Elon Musk appeared to be putting the days of wildly optimistic goals and unpredictability in the rearview mirror. Then he spooked Tesla investors with another surprise executive exit.

The chief executive officer vowed on an earnings call to cut costs and manage Tesla’s cash as it enters a slower-growth period.

Instead of madcap Musk, investors heard from a more measured CEO who had just missed analysts’ estimates for quarterly profit. He even made multiple mentions of the possibility there could be a recession.

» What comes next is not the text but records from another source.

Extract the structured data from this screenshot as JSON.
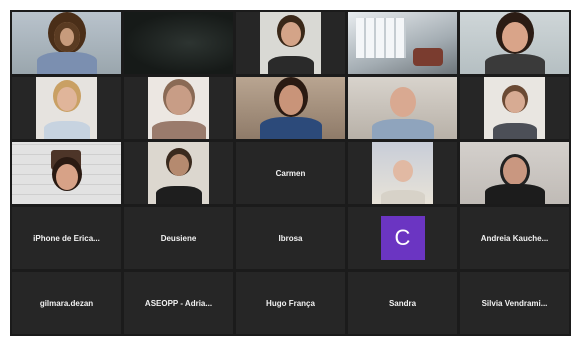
{
  "participants": [
    {
      "name": "",
      "type": "video"
    },
    {
      "name": "",
      "type": "video"
    },
    {
      "name": "",
      "type": "video"
    },
    {
      "name": "",
      "type": "video"
    },
    {
      "name": "",
      "type": "video",
      "active_speaker": true
    },
    {
      "name": "",
      "type": "video"
    },
    {
      "name": "",
      "type": "video"
    },
    {
      "name": "",
      "type": "video"
    },
    {
      "name": "",
      "type": "video"
    },
    {
      "name": "",
      "type": "video"
    },
    {
      "name": "",
      "type": "video"
    },
    {
      "name": "",
      "type": "video"
    },
    {
      "name": "Carmen",
      "type": "name"
    },
    {
      "name": "",
      "type": "video"
    },
    {
      "name": "",
      "type": "video"
    },
    {
      "name": "iPhone de Erica...",
      "type": "name"
    },
    {
      "name": "Deusiene",
      "type": "name"
    },
    {
      "name": "Ibrosa",
      "type": "name"
    },
    {
      "name": "",
      "type": "avatar",
      "initial": "C",
      "avatar_color": "#6b35c2"
    },
    {
      "name": "Andreia  Kauche...",
      "type": "name"
    },
    {
      "name": "gilmara.dezan",
      "type": "name"
    },
    {
      "name": "ASEOPP - Adria...",
      "type": "name"
    },
    {
      "name": "Hugo França",
      "type": "name"
    },
    {
      "name": "Sandra",
      "type": "name"
    },
    {
      "name": "Silvia  Vendrami...",
      "type": "name"
    }
  ],
  "colors": {
    "background": "#1b1b1b",
    "tile": "#262626",
    "active_border": "#c9c98a"
  }
}
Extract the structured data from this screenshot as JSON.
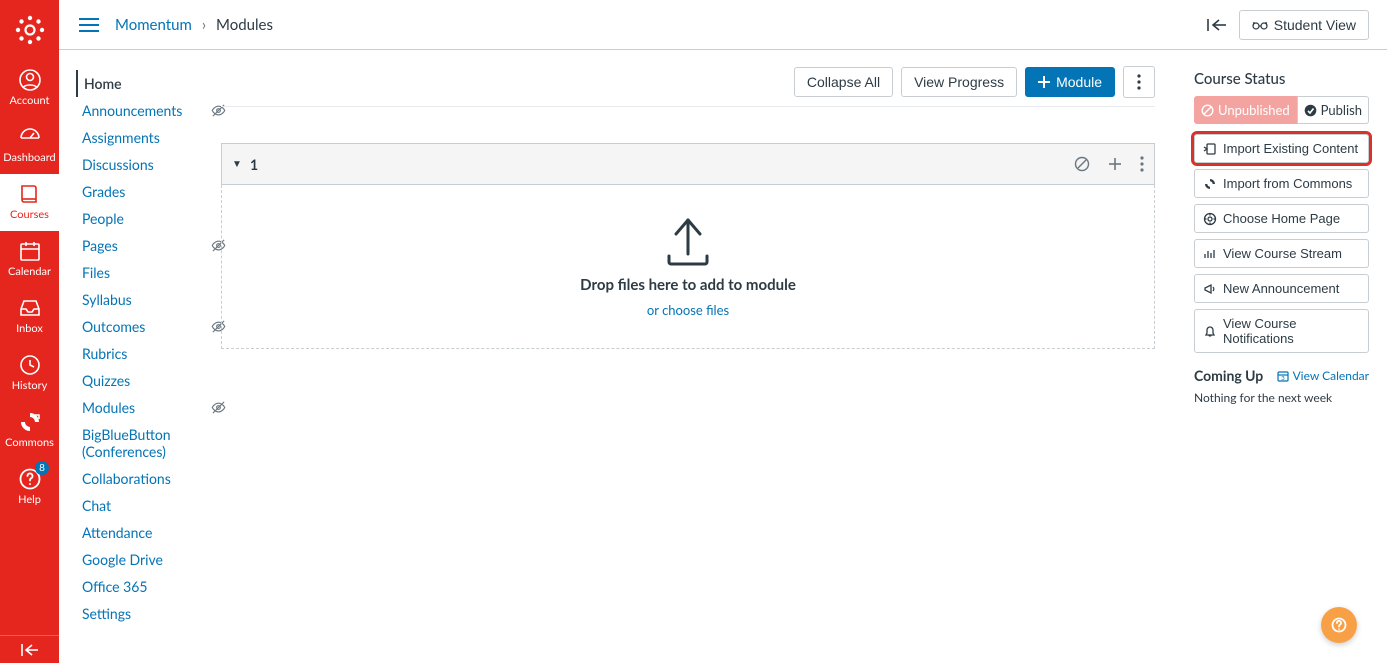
{
  "globalNav": {
    "items": [
      {
        "label": "Account",
        "icon": "user"
      },
      {
        "label": "Dashboard",
        "icon": "dashboard"
      },
      {
        "label": "Courses",
        "icon": "book",
        "active": true
      },
      {
        "label": "Calendar",
        "icon": "calendar"
      },
      {
        "label": "Inbox",
        "icon": "inbox"
      },
      {
        "label": "History",
        "icon": "clock"
      },
      {
        "label": "Commons",
        "icon": "commons"
      },
      {
        "label": "Help",
        "icon": "help",
        "badge": "8"
      }
    ]
  },
  "breadcrumb": {
    "course": "Momentum",
    "page": "Modules"
  },
  "topbar": {
    "studentView": "Student View"
  },
  "courseNav": {
    "items": [
      {
        "label": "Home",
        "active": true
      },
      {
        "label": "Announcements",
        "hidden": true
      },
      {
        "label": "Assignments"
      },
      {
        "label": "Discussions"
      },
      {
        "label": "Grades"
      },
      {
        "label": "People"
      },
      {
        "label": "Pages",
        "hidden": true
      },
      {
        "label": "Files"
      },
      {
        "label": "Syllabus"
      },
      {
        "label": "Outcomes",
        "hidden": true
      },
      {
        "label": "Rubrics"
      },
      {
        "label": "Quizzes"
      },
      {
        "label": "Modules",
        "hidden": true
      },
      {
        "label": "BigBlueButton (Conferences)"
      },
      {
        "label": "Collaborations"
      },
      {
        "label": "Chat"
      },
      {
        "label": "Attendance"
      },
      {
        "label": "Google Drive"
      },
      {
        "label": "Office 365"
      },
      {
        "label": "Settings"
      }
    ]
  },
  "mainActions": {
    "collapseAll": "Collapse All",
    "viewProgress": "View Progress",
    "addModule": "Module"
  },
  "module": {
    "title": "1",
    "dropText": "Drop files here to add to module",
    "chooseLink": "or choose files"
  },
  "aside": {
    "statusTitle": "Course Status",
    "unpublished": "Unpublished",
    "publish": "Publish",
    "buttons": [
      {
        "label": "Import Existing Content",
        "highlight": true,
        "icon": "import"
      },
      {
        "label": "Import from Commons",
        "icon": "commons-sm"
      },
      {
        "label": "Choose Home Page",
        "icon": "home"
      },
      {
        "label": "View Course Stream",
        "icon": "stream"
      },
      {
        "label": "New Announcement",
        "icon": "announce"
      },
      {
        "label": "View Course Notifications",
        "icon": "bell"
      }
    ],
    "comingUp": "Coming Up",
    "viewCalendar": "View Calendar",
    "nothing": "Nothing for the next week"
  }
}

But after all the talk of tougher times and tightening the wallet, Musk’s penchant for blindsiding shareholders reemerged. With mere minutes left on the call, he revealed Chief Financial Officer Deepak Ahuja will retire a second time, reinforcing Tesla’s reputation for having an active revolving door of top executives. 

“The CFO’s surprise retirement just adds to a wave” of recent departures, said Michael Dean, an analyst with Bloomberg Intelligence.

There were plenty of reasons to suspect Musk would be more reined-in from now on. In addition to Tesla facing a “very difficult” road ahead, as he put it earlier this month, the CEO is coming off a sometimes painful 2018. A run-in with the Securities and Exchange Commission over a botched effort to take the company private cost him the chairman role. Tesla also brought in a new general counsel and was ordered to step up oversight.

Tesla shares extended losses after Musk announced Ahuja’s impending exit. The stock was down 4.5% to $295.01 early Thursday in New York. It had declined 7.2% this year through Wednesday’s close.

A sequential drop in earnings before interest and taxes, underwhelming Model 3 production and a looming $920 million bond repayment due in March also weighed on investors, Dean said. “Tesla’s effective premium monopoly is also over with competition coming through in 2019 from Porsche, Audi and Mercedes.”

The company’s new CFO will be Zach Kirkhorn, who’s been vice president of finance.